La advertencia de Jesús es siempre actual: hoy también el hombre construye imágenes de Dios que le impiden disfrutar de su presencia real. Algunos se crean una fe «a medida» que reduce a Dios en el espacio, limitado por los propios deseos y las propias convicciones. Pero esta fe no es conversión al Señor que se revela, es más, impide estimular nuestra vida y nuestra conciencia. Otros reducen a Dios a un falso ídolo; usan su santo nombre para justificar sus propios intereses o incluso el odio y la violencia. Aun más, para otros, Dios es solamente un refugio psicológico en el cual ser tranquilizados en los momentos difíciles: se trata de una fe plegada en sí misma, impermeable a la fuerza del amor misericordioso de Jesús que impulsa hacia los hermanos. Otros consideran a Cristo sólo un buen maestro de enseñanzas éticas, uno de los muchos que hay en la historia. Y por último, hay quien ahoga la fe en una relación puramente intimista con Jesús, anulando su impulso misionero capaz de transformar el mundo y la historia. Nosotros cristianos creemos en el Dios de Jesucristo, y nuestro deseo es el de crecer en la experiencia viva de su misterio de amor.
Esforcémonos entonces en no anteponer obstáculo alguno al actuar misericordioso del Padre, y pidamos el don de una fe grande para convertirnos también nosotros en señales e instrumentos de misericordia.
Saludos
Saludo cordialmente a los peregrinos de lengua española, en particular a los provenientes de España y Latinoamérica. Esforcémonos en no ser obstáculo de la misericordia del Padre, sino al contrario, pidamos al Señor que incremente nuestra fe, para ser signos e instrumentos de su misericordia. Que Dios los bendiga.

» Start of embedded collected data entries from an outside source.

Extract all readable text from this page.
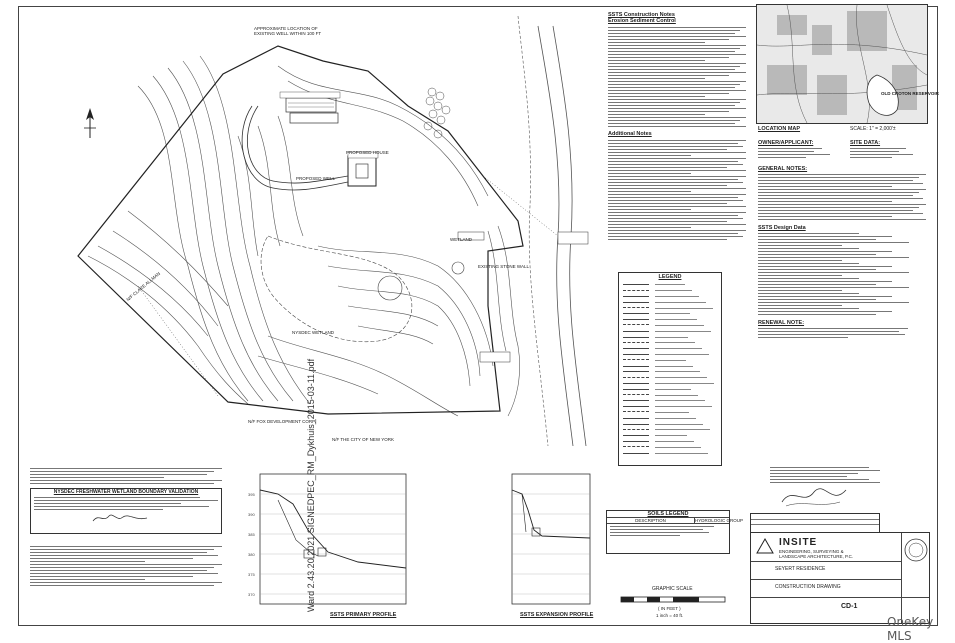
N/F CLARE ALLMAN
N/F FOX DEVELOPMENT CORP.
N/F THE CITY OF NEW YORK
APPROXIMATE LOCATION OF EXISTING WELL WITHIN 100 FT
NYSDEC WETLAND
WETLAND
PROPOSED HOUSE
PROPOSED WELL
EXISTING STONE WALL
SSTS Construction Notes
Erosion Sediment Control
Additional Notes
LEGEND
OLD CROTON RESERVOIR
LOCATION MAP	SCALE: 1" = 2,000'±
OWNER/APPLICANT:	SITE DATA:
GENERAL NOTES:
SSTS Design Data
RENEWAL NOTE:
NYSDEC FRESHWATER WETLAND BOUNDARY VALIDATION	395
390
385
380
375
370
SSTS PRIMARY PROFILE	SSTS EXPANSION PROFILE
Ward 2.43.20.2021 SIGNEDPEC_RM_Dykhuis_2015-03-11.pdf	SOILS LEGEND
DESCRIPTION	HYDROLOGIC GROUP
GRAPHIC SCALE
( IN FEET )
1 inch = 40 ft.
INSITE
ENGINEERING, SURVEYING &
LANDSCAPE ARCHITECTURE, P.C.
SEYERT RESIDENCE
CONSTRUCTION DRAWING
CD-1
OneKey MLS
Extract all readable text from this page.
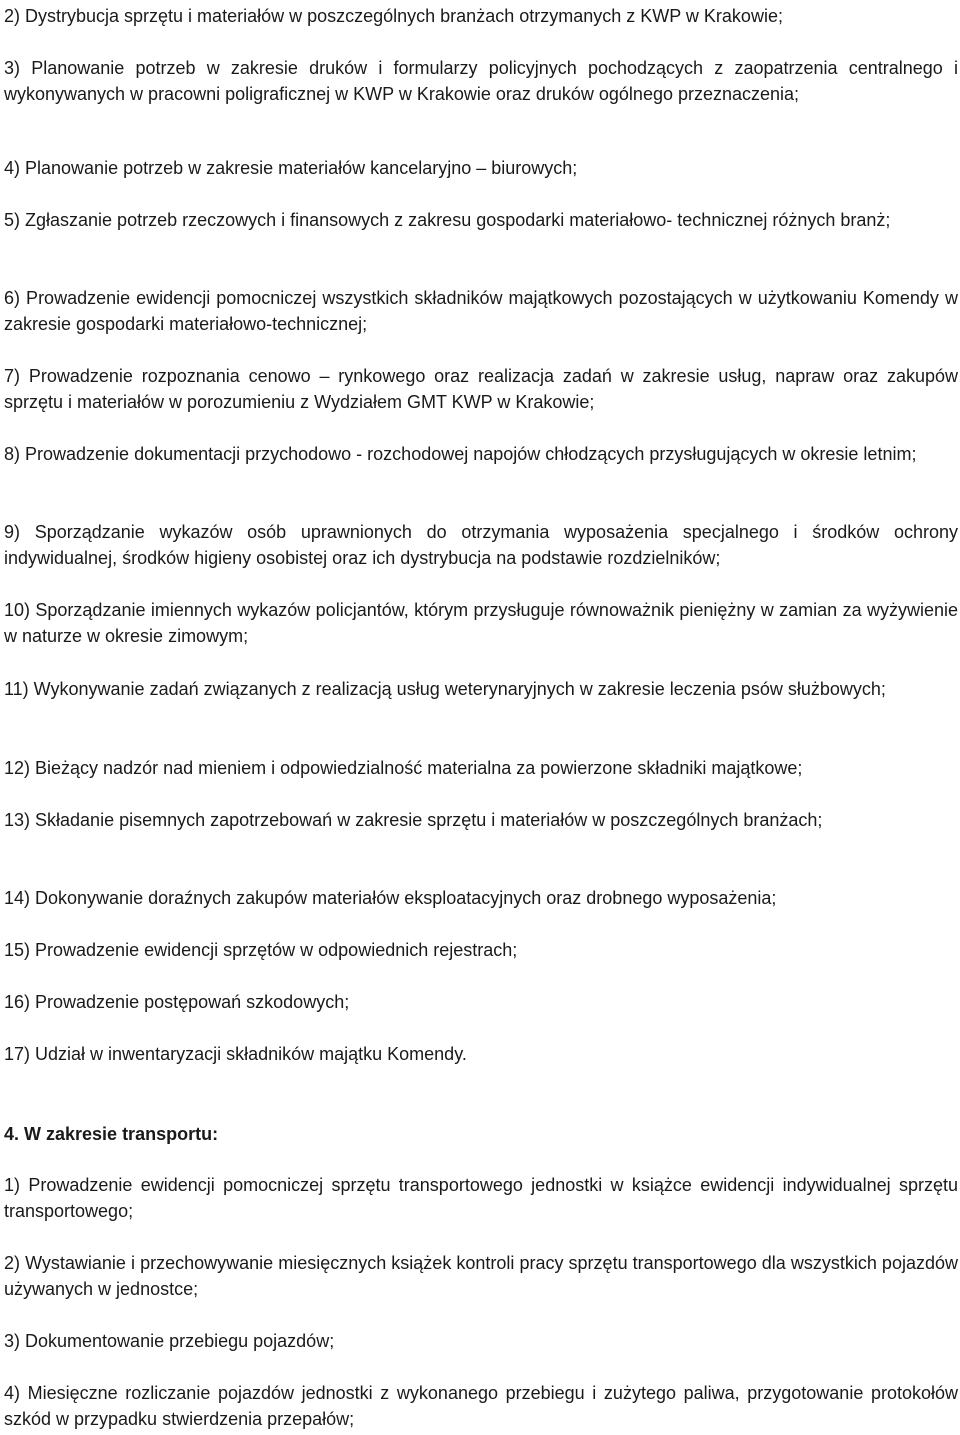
2) Dystrybucja sprzętu i materiałów w poszczególnych branżach otrzymanych z KWP w Krakowie;

3) Planowanie potrzeb w zakresie druków i formularzy policyjnych pochodzących z zaopatrzenia centralnego i wykonywanych w pracowni poligraficznej w KWP w Krakowie oraz druków ogólnego przeznaczenia;

4) Planowanie potrzeb w zakresie materiałów kancelaryjno – biurowych;

5) Zgłaszanie potrzeb rzeczowych i finansowych z zakresu gospodarki materiałowo- technicznej różnych branż;

6) Prowadzenie ewidencji pomocniczej wszystkich składników majątkowych pozostających w użytkowaniu Komendy w zakresie gospodarki materiałowo-technicznej;

7) Prowadzenie rozpoznania cenowo – rynkowego oraz realizacja zadań w zakresie usług, napraw oraz zakupów sprzętu i materiałów w porozumieniu z Wydziałem GMT KWP w Krakowie;

8) Prowadzenie dokumentacji przychodowo - rozchodowej napojów chłodzących przysługujących w okresie letnim;

9) Sporządzanie wykazów osób uprawnionych do otrzymania wyposażenia specjalnego i środków ochrony indywidualnej, środków higieny osobistej oraz ich dystrybucja na podstawie rozdzielników;

10) Sporządzanie imiennych wykazów policjantów, którym przysługuje równoważnik pieniężny w zamian za wyżywienie w naturze w okresie zimowym;

11) Wykonywanie zadań związanych z realizacją usług weterynaryjnych w zakresie leczenia psów służbowych;

12) Bieżący nadzór nad mieniem i odpowiedzialność materialna za powierzone składniki majątkowe;

13) Składanie pisemnych zapotrzebowań w zakresie sprzętu i materiałów w poszczególnych branżach;

14) Dokonywanie doraźnych zakupów materiałów eksploatacyjnych oraz drobnego wyposażenia;

15) Prowadzenie ewidencji sprzętów w odpowiednich rejestrach;

16) Prowadzenie postępowań szkodowych;

17) Udział w inwentaryzacji składników majątku Komendy.

4. W zakresie transportu:

1) Prowadzenie ewidencji pomocniczej sprzętu transportowego jednostki w książce ewidencji indywidualnej sprzętu transportowego;

2) Wystawianie i przechowywanie miesięcznych książek kontroli pracy sprzętu transportowego dla wszystkich pojazdów używanych w jednostce;

3) Dokumentowanie przebiegu pojazdów;

4) Miesięczne rozliczanie pojazdów jednostki z wykonanego przebiegu i zużytego paliwa, przygotowanie protokołów szkód w przypadku stwierdzenia przepałów;
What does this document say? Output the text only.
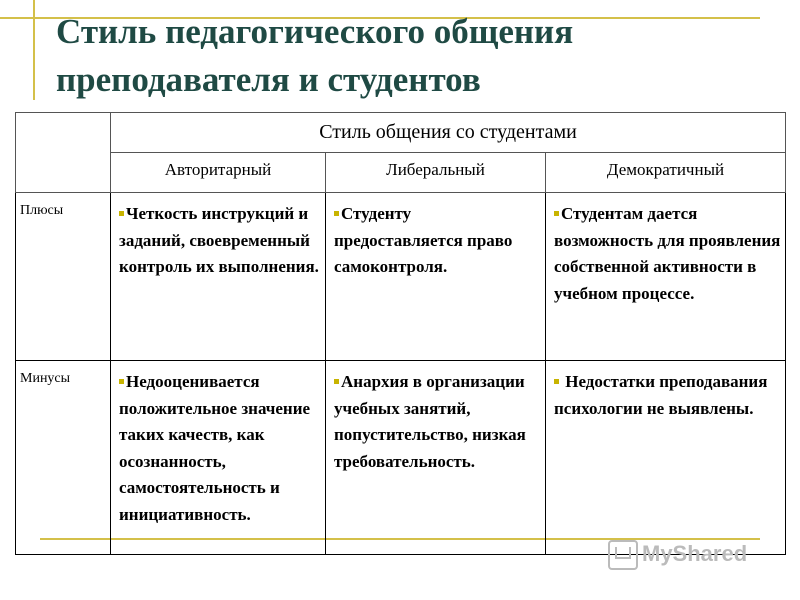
Стиль педагогического общения
преподавателя и студентов
	Стиль общения со студентами		
	Авторитарный	Либеральный	Демократичный
Плюсы	Четкость инструкций и заданий, своевременный контроль их выполнения.	Студенту предоставляется право самоконтроля.	Студентам дается возможность для проявления собственной активности в учебном процессе.
Минусы	Недооценивается положительное значение таких качеств, как осознанность, самостоятельность и инициативность.	Анархия в организации учебных занятий, попустительство, низкая требовательность.	Недостатки преподавания психологии не выявлены.
MyShared
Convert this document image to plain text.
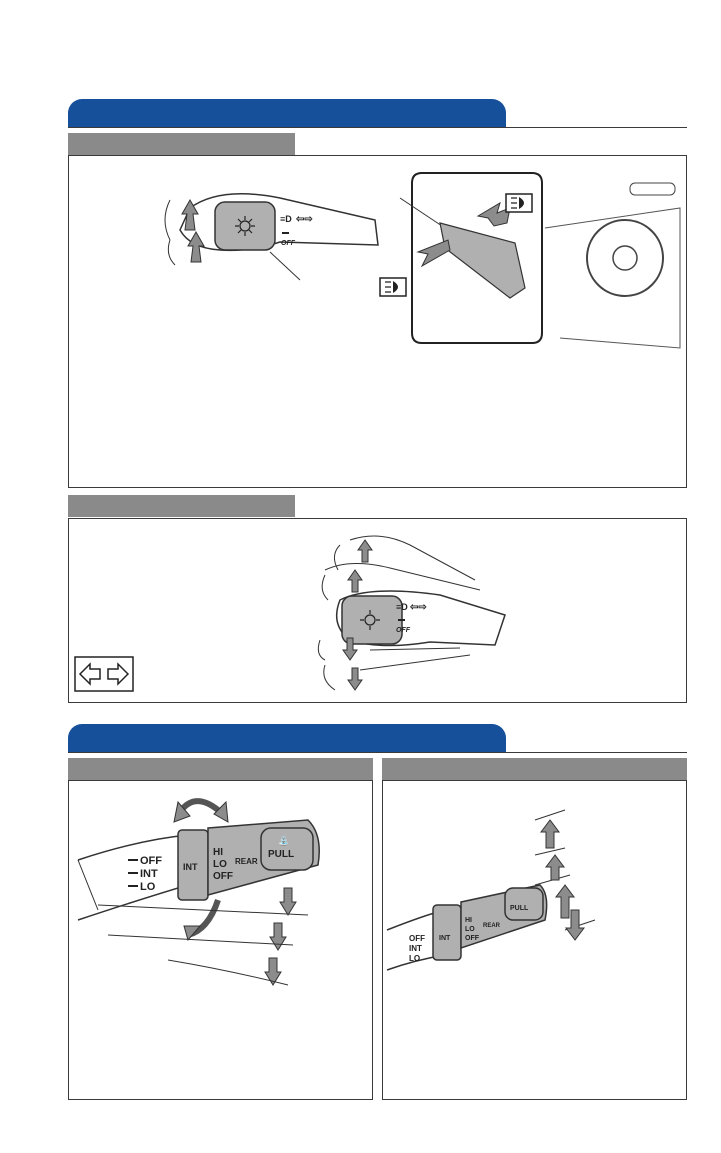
≡D ⇦⇨
OFF
≡D ⇦⇨
OFF
OFF
INT
LO
INT
HI
LO
OFF
REAR
PULL
⛲
OFF
INT
LO
INT
HI
LO
OFF
REAR
PULL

Un especial saludo dirijo a los jóvenes, a los enfermos y a los recién casados. El domingo pasado celebramos la canonización de Madre Teresa de Calcuta.
Queridos jóvenes, volveos como ella, artesanos de la misericordia; queridos enfermos, sentid su cercanía compasiva especialmente en la hora de la cruz; y vosotros, queridos recién casados, sed generosos: invocadla para que no falte nunca en las familias el cuidado y la atención hacia los más pequeños.